Those who underplay the importance of informal summits like the ones in Wuhan last year and in Chennai recently have to understand that it is better to have the leaders of two countries talk to each other face to face rather than through op-ed articles in international newspapers. There is no doubt that China and India have major geopolitical and trade differences, some of them seemingly intractable due to the inflexible positions adopted by both nations. But, as both Xi and Modi have displayed, that must not prevent leaders from both countries from engaging each other and talking about them.

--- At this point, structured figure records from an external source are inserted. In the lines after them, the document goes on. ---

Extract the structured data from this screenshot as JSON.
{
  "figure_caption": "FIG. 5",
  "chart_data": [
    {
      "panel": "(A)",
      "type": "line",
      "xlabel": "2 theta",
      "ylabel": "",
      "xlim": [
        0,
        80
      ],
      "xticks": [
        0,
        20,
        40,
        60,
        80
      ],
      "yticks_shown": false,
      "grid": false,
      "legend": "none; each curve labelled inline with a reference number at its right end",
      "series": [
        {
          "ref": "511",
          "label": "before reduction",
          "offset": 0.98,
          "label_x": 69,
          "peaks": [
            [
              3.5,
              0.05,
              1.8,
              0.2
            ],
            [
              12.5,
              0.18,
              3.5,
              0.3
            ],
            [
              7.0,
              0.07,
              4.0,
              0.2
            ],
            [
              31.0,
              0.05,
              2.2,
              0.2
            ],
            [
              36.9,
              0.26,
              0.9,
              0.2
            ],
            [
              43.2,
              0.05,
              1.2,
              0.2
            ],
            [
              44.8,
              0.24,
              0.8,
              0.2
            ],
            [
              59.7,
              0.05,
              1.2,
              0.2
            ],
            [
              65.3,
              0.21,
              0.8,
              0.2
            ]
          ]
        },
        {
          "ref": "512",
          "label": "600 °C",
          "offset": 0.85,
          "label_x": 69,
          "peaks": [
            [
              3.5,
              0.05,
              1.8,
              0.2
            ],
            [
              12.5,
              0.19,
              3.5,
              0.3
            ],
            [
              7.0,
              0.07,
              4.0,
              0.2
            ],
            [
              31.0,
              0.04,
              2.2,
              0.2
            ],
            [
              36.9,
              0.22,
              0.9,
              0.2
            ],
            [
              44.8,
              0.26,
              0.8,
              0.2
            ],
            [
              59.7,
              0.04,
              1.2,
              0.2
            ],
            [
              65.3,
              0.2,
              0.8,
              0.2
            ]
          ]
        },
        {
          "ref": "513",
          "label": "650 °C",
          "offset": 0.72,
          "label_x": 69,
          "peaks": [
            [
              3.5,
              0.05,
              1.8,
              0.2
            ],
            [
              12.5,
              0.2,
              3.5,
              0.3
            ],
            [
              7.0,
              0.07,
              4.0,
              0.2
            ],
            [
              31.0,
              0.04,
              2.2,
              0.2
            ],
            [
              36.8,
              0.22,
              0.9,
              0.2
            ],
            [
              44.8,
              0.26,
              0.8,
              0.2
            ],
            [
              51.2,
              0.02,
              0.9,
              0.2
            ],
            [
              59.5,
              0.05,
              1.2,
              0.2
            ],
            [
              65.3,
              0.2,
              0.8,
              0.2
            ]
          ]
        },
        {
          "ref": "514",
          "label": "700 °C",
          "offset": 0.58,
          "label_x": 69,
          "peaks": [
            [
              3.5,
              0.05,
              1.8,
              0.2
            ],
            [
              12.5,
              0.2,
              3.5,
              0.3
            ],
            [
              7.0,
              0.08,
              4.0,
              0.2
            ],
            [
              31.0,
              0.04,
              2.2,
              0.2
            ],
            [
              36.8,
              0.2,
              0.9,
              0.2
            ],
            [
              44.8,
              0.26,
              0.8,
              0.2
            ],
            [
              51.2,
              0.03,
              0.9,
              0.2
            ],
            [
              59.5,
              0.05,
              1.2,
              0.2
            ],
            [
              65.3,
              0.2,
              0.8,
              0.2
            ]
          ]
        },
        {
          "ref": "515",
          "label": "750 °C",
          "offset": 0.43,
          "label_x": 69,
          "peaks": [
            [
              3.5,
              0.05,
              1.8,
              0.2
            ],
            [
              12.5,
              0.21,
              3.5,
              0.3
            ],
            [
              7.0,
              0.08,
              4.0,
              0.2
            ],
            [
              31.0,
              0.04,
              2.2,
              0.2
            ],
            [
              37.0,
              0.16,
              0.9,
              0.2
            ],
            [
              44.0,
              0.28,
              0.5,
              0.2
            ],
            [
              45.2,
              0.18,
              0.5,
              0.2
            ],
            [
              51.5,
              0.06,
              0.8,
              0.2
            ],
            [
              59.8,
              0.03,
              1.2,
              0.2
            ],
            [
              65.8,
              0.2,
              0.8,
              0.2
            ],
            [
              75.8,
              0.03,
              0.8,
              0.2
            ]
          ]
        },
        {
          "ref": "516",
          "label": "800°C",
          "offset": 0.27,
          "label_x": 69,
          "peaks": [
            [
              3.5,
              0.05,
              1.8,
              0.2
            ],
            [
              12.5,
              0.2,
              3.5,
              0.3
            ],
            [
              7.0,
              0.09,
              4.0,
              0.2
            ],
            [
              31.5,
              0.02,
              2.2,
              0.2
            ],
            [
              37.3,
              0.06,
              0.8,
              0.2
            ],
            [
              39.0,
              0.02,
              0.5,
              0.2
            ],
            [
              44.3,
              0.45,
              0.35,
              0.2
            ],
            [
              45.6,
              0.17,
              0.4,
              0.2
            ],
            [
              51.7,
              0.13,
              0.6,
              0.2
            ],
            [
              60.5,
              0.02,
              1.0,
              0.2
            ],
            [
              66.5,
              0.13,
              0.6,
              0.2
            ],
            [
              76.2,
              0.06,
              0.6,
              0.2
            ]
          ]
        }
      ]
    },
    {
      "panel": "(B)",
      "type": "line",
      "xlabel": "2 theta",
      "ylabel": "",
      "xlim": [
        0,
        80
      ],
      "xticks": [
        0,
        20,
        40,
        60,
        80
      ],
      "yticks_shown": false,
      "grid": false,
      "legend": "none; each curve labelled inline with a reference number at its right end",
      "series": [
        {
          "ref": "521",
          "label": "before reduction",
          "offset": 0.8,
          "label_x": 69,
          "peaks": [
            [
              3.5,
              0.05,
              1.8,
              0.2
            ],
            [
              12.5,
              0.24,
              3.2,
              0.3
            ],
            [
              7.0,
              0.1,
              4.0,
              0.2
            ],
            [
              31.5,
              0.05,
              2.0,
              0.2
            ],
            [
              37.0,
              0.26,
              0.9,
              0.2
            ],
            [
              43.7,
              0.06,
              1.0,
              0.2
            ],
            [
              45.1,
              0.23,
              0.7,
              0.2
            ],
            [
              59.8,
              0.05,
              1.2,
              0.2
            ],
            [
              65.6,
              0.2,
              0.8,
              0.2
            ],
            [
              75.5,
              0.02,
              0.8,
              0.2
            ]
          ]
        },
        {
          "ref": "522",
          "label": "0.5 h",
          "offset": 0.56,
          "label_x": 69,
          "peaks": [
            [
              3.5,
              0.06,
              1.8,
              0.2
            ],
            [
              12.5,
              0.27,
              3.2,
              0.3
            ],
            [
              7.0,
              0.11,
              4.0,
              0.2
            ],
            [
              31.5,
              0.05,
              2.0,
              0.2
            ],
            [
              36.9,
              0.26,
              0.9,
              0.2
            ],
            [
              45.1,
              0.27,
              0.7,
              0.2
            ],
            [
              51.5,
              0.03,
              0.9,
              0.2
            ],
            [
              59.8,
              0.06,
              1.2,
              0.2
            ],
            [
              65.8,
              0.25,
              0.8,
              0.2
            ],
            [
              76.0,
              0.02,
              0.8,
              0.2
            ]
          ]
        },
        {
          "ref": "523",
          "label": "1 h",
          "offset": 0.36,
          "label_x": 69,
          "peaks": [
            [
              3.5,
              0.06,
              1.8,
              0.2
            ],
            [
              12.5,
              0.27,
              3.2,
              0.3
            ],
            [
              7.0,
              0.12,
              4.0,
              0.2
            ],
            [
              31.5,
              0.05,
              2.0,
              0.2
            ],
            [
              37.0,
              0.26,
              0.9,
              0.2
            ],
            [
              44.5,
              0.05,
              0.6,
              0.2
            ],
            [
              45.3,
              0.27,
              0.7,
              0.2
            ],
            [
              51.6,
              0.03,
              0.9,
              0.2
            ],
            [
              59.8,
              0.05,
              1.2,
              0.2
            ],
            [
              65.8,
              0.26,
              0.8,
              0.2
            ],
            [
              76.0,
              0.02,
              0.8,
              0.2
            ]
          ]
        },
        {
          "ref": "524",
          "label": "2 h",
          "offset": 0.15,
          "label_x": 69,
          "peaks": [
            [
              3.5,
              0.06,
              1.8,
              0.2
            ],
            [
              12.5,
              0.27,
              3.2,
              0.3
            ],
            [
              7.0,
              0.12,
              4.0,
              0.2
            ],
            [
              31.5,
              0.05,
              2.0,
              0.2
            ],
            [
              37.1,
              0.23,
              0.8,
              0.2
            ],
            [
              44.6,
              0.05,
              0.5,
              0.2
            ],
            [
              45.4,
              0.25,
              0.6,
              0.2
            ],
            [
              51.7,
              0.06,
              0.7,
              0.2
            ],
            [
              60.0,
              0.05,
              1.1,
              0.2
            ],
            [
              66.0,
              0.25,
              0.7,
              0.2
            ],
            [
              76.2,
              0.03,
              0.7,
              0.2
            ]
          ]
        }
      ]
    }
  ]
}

The idea behind these informal summits was to manage differences and not allow them to turn into major disputes. As both the leaders had affirmed after the Wuhan summit last year, if they kept talking, their engagement would allow them to "prudently manage" things where the two countries were not on the same page and not allow "differences to become disputes". President Xi had put it succinctly when he had said that their informal summits would ensure that the two countries did not "dilute cooperation".
In Chennai, the two leaders decided that the three major issues of bridging the trade deficit (where China has a massive advantage), increasing the volume of trade between the two countries and raising the quantum of investment by both countries in mutually agreed sectors would be looked after by the Finance Minister of both the countries through a high-level economic and trade dialogue mechanism. They also agreed to facilitate an early meeting of the Special Representatives on the boundary issue and fight terror jointly. It was also decided that Prime Minister Modi will travel to China next year to continue the informal series.
If all this was achieved even after President Xi came from Pakistan where, except Kashmir, he said all things that were not music to Indian ears and also when it was known that he would travel to Nepal, after meeting Modi, where he was expected to announce major projects that would reduce Indiaâs influence in the land-locked nation, it was a major achievement. Major or magical breakthroughs in diplomacy are few and far between. Diplomacy survives on negotiations and give and take and in that respect "Chennai Connect" was greatly successful in furthering the "Wuhan Spirit".